External failure cost is the cost of quality problems discovered by the customer or in the field, after product delivery or release.

External failure cost is a component of the cost of poor quality (COPQ) that refers to costs incurred when defects or nonconformities are discovered after a product or service has been delivered to the customer or released to the market.

In industrial and regulated manufacturing environments, external failure costs commonly include:

  • Warranty repairs and replacements performed after delivery
  • Customer returns, concessions, or chargebacks due to nonconforming product
  • Field service visits to correct defects or installation errors
  • Investigation and resolution of customer complaints, including engineering and quality support
  • Sorting, rework, or scrap at the customer site
  • Recall execution and associated logistics, when required
  • Penalties or fees related to missed delivery, performance issues, or contract noncompliance that are attributable to quality problems

External failure cost typically excludes internal quality costs (such as in-plant scrap, rework, and yield loss) and broader business impacts that are not directly quantified, such as long-term brand damage.

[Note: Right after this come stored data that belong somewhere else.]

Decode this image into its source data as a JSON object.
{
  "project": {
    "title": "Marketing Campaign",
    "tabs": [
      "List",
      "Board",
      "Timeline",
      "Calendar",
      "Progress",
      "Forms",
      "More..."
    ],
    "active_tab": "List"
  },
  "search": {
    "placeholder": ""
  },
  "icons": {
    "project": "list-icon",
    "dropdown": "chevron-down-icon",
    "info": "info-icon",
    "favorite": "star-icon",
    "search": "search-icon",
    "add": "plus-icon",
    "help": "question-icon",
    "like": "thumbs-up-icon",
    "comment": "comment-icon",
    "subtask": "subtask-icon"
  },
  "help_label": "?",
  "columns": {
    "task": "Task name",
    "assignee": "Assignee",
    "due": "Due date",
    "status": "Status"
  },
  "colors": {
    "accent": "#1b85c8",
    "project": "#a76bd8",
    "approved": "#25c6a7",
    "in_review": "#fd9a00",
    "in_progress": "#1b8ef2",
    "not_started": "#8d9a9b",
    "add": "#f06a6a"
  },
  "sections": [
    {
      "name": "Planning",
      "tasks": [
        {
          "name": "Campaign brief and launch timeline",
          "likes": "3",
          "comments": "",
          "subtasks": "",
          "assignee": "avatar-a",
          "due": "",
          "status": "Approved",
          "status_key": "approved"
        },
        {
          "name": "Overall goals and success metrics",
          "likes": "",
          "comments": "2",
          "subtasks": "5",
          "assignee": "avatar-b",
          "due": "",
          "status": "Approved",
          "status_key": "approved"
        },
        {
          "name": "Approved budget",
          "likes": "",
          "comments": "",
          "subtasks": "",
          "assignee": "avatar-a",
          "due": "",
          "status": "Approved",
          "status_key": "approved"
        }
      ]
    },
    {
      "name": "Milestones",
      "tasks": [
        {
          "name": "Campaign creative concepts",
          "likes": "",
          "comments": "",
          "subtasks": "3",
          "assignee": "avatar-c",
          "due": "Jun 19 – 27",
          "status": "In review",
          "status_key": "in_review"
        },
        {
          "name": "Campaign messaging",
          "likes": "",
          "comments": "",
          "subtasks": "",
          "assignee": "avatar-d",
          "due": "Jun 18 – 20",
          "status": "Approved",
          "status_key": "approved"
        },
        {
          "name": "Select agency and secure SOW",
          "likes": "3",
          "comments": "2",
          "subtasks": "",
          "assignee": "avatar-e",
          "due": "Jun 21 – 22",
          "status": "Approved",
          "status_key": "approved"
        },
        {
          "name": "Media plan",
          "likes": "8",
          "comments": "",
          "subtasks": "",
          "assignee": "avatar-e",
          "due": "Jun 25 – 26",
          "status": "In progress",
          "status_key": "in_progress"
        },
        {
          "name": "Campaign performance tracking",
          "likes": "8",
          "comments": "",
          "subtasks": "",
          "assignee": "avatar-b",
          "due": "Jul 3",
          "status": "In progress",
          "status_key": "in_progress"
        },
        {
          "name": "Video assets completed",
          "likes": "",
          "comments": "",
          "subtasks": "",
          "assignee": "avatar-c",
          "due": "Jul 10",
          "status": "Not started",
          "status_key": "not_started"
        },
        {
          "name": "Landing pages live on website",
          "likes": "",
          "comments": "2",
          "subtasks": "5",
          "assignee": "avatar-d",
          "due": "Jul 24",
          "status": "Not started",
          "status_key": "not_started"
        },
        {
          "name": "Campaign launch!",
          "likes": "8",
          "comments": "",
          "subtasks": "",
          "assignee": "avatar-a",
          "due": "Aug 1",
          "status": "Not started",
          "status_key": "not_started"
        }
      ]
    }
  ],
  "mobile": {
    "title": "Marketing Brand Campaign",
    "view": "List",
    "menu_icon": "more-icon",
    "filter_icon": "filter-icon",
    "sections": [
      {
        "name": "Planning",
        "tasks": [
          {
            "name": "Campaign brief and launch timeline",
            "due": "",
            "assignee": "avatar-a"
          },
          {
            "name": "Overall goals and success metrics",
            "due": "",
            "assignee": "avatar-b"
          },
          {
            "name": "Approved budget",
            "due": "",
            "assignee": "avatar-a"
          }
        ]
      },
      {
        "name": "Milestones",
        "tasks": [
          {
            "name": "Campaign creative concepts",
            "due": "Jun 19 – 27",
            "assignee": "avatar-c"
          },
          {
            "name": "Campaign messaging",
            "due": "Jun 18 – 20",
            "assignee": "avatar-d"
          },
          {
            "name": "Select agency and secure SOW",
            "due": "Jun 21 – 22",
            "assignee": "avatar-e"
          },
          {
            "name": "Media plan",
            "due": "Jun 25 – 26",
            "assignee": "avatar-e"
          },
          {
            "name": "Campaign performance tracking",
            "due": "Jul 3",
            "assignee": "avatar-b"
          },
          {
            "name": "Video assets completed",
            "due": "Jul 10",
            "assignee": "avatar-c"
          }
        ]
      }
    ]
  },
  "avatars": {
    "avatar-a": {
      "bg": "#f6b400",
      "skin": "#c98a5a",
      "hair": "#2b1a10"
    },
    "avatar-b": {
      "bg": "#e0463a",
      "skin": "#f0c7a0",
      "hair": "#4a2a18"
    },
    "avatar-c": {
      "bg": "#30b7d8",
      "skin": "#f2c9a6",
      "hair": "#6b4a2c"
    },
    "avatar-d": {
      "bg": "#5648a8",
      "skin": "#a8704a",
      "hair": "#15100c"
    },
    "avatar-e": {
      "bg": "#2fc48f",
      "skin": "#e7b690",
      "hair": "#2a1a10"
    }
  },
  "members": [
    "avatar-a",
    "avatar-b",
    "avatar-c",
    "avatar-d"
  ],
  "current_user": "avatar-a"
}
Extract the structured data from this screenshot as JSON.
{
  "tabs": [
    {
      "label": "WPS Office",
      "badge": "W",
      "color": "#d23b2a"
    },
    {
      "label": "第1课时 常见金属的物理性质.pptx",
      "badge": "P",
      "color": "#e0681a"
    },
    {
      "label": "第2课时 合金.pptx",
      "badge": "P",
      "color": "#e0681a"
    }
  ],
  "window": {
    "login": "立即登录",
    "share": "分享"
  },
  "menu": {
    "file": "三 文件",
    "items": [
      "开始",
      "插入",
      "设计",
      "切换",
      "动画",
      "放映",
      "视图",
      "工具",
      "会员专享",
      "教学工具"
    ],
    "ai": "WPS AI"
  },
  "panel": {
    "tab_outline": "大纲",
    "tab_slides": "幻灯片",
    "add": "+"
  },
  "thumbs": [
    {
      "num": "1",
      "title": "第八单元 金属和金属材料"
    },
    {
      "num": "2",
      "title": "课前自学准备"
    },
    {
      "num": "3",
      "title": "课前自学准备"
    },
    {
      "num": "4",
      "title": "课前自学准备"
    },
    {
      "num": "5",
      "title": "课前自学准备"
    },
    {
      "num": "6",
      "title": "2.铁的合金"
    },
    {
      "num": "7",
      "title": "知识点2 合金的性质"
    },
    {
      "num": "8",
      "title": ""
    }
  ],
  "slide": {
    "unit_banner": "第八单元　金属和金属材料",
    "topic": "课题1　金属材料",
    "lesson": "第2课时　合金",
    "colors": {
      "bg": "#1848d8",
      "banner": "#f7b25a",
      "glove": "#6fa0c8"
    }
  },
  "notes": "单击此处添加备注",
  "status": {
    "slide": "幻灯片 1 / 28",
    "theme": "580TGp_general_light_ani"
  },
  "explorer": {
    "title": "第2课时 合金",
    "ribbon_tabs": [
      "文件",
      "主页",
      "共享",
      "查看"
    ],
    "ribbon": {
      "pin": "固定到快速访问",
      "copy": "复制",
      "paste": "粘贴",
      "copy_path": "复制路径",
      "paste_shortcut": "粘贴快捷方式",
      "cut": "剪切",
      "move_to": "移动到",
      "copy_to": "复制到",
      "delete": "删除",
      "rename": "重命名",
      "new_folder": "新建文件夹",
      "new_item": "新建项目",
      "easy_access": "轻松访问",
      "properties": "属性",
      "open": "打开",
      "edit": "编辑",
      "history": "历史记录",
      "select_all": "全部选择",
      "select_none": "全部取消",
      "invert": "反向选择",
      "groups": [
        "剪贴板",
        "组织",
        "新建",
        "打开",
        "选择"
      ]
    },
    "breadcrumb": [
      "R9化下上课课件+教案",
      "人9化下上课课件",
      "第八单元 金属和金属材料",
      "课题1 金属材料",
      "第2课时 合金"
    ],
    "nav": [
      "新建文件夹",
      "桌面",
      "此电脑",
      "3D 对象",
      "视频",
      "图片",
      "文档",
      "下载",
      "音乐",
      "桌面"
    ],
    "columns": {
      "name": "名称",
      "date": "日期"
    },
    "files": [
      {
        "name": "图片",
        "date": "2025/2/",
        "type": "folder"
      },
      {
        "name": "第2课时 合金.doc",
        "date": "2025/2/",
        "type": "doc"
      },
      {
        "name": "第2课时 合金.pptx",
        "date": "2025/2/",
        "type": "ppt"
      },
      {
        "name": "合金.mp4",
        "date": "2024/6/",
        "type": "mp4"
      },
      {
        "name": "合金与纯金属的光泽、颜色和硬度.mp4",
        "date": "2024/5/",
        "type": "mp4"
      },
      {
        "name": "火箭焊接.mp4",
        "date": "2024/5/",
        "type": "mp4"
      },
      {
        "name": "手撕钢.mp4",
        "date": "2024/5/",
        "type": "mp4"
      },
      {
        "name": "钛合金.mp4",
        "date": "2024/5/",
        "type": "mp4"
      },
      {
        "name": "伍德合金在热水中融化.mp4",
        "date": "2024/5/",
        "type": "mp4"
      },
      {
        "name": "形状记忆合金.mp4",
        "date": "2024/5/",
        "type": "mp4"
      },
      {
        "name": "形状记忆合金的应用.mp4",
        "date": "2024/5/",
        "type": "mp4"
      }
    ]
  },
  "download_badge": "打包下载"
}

Operational use in manufacturing systems

In practice, external failure costs are tracked across finance, quality, service, and program management systems. Common data sources include warranty systems, customer complaint and CAPA records, service management systems, and ERP or financial ledgers. For executive reporting on COPQ, external failure cost is often separated from internal failure, appraisal, and prevention costs to clarify where defects are being detected and how they affect customers and the profit and loss statement.

Common confusion

  • External failure cost vs. internal failure cost: Internal failure costs are incurred before shipment (for example, scrap and rework on the shop floor). External failure costs occur after delivery or release and are visible to customers.
  • External failure cost vs. loss of goodwill: External failures can lead to reputational damage or lost future sales, but these indirect effects are usually not booked as external failure cost unless explicitly quantified by finance.